Fellow immigrants, authors, and bloggers at the Mad Genius Club writing blog, Dave Freer and Sarah Hoyt, have shared their perspectives (at Sarah's blog) on what it means to be an immigrant, and how they see the current refugee situation. As an immigrant myself, I found their contributions very interesting.
Dave points out that there's a big difference between being a refugee and being an immigrant.
Now I’ve long held that U.N. definitions of ‘refugee’ is a load of fetid dingo’s kidneys. You’re a refugee when you’ve gone just far enough to escape the strife you and your family were facing. That strife is serious you-will-be-shot-your-daughter-raped if you do not leave now. It’s a slippery slope if you start allowing less rigorous definitions. That means that ‘refugee status’ extends a few hundred meters outside the range of being shot and your daughter raped. That status continues only for as long as the clear and present danger exists. When you can go back, you should.
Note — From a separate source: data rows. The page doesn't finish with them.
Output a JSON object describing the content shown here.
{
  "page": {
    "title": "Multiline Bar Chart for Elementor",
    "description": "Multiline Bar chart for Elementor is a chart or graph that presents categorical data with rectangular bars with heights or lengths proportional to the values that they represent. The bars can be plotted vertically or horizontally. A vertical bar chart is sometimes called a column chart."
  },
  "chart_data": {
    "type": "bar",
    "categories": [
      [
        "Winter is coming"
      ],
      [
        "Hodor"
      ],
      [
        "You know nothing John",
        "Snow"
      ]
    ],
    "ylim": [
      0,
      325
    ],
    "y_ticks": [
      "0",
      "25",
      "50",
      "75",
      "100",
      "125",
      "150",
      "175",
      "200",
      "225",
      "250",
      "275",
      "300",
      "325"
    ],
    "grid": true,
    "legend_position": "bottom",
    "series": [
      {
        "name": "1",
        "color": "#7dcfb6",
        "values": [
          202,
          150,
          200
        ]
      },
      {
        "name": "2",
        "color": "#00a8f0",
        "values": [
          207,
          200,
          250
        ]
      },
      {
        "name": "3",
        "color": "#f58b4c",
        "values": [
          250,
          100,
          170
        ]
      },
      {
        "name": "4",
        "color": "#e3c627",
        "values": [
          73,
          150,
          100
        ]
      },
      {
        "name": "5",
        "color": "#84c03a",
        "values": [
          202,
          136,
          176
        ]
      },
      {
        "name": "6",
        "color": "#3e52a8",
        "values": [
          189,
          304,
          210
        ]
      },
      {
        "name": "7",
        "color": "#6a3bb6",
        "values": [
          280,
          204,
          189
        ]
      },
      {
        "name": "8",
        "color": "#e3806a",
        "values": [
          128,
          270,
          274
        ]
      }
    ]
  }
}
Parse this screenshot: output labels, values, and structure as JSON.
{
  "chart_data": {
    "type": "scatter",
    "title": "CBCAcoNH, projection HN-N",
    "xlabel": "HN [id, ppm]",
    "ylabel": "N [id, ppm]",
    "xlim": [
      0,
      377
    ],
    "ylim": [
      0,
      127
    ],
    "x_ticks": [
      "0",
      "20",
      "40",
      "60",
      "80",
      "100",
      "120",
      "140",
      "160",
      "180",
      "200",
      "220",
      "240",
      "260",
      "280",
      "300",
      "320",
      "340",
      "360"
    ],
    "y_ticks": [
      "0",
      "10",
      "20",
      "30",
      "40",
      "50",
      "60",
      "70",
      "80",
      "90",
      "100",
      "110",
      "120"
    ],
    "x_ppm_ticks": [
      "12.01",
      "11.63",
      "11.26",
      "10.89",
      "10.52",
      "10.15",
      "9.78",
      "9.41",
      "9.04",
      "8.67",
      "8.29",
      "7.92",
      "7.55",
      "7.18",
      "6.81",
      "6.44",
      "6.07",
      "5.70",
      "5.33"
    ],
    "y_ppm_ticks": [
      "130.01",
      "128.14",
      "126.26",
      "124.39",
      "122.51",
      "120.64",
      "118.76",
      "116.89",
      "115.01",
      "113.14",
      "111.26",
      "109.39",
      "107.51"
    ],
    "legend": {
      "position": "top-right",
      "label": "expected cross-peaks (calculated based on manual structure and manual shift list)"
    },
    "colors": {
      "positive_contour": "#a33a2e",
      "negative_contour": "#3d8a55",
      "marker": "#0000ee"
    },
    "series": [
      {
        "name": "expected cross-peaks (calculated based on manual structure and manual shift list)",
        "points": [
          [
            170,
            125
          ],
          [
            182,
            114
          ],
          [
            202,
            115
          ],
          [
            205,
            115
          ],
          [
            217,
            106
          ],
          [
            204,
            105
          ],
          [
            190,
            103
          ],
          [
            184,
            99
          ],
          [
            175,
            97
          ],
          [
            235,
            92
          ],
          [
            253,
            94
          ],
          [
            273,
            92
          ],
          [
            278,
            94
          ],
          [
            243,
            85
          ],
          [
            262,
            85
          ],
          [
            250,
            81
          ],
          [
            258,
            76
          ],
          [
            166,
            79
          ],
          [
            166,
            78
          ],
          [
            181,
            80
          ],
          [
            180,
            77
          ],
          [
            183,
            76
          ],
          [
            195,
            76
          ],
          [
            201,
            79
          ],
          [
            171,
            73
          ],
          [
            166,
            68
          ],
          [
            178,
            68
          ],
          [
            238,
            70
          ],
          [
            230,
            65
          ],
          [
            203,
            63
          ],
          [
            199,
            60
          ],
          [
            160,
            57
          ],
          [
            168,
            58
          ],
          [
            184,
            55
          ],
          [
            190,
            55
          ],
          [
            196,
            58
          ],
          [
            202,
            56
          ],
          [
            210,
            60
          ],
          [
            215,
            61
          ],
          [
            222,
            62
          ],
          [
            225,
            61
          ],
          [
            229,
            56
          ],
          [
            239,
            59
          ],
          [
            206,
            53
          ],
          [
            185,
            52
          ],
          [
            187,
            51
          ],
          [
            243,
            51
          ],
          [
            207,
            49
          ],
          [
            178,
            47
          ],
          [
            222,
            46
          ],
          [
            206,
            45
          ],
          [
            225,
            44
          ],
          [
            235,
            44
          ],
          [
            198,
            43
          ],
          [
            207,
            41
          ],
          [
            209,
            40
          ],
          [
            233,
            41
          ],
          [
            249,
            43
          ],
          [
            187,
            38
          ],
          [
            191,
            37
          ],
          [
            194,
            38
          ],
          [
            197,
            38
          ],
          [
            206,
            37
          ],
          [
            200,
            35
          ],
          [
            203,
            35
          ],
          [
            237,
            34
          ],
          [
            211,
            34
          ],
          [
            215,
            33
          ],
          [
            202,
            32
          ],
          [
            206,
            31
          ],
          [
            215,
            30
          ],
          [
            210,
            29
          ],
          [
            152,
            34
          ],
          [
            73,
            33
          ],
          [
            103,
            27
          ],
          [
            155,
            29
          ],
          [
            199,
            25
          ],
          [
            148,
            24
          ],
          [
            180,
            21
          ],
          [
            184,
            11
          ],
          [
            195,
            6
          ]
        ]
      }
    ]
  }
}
If you can never go back you need to look for a new home. You become a prospective emigrant, facing the same hurdles and challenges as any other emigrant. Country A may feel sorry for the plight of the poor refugees huddled on the border, and allow them to immigrate. But that is not being a refugee. It’s being an immigrant. If you’re going to allow that refugee to leave the 100 yards of safety and come to your country: well it would be bitterly unfair to the native born, to taxpayers and to the legal immigrants to let them immigrate and become citizens and beneficiaries of your country without the same conditions. If you’re merely granting asylum: Their status is temporary, highly conditional, and if the clear and present danger is not there: they go home.
There's more at the link.
Sarah warns that acculturation is an inescapable part of immigration. If we ignore the former, the later cannot succeed.
So this brings us to taking in refugees from a culture so different from ours as to be mind-boggling, (and you wouldn’t get HOW different unless you’d lived in one half way there), from a religion that considers itself at war (physical, not just spiritual) with us and modernity, from a place where tribe is primary above all...
. . .
Will it be an easy road to acculturation? No. For one, our culture ACTIVELY DISCOURAGES acculturating. It’s considered a “betrayal” of your “native” culture.
. . .
Acculturation HURTS. Even when you want it, it’s a very painful process. Think of the worst days of your teenage years, and multiply them by five or ten years of consciously dragging yourself through this process.
. . .
People who have never acculturated, people who are frankly quite ignorant of what “foreign” or “abroad” means, beyond their easy, lazy, fluffy headed vacations talking to other people like them abroad, call those scared of such an influx of people in that bind “ignorant.” I guess because they lack a mirror.
Is it scary? It is very scary. Can it end well? Of course it can.
But the way it ends well is where our society cheerfully smiles and says “fit in, or f*ck off.” We’ll embrace little Achmed and little Fatima as our countrymen, but NOT if they go around demanding Sharia, telling us to stop eating pork, and that we can’t write/make stupid parodies of Allah, as we do of every other religion/belief in our culture. Sure, they can roll their eyes at the stupid parodies, or write outraged blog posts about our disrespect. But they don’t have the right to try to curtail us by law, or to bring their f*cked up culture, which caused their problems to begin with, here.
I don’t see it happening, at least not while our current multi-culti elites are in power. Which means what we’re doing is importing trouble for later.
Again, more at the link.
Sarah immigrated to the USA from Portugal, as I did from South Africa. Dave immigrated to Australia from South Africa. They speak from intimate personal experience. Go read both their articles in full, and then look at the wave of so-called 'refugees' swamping Europe (and coming to our country as well) through their eyes. They speak wisdom.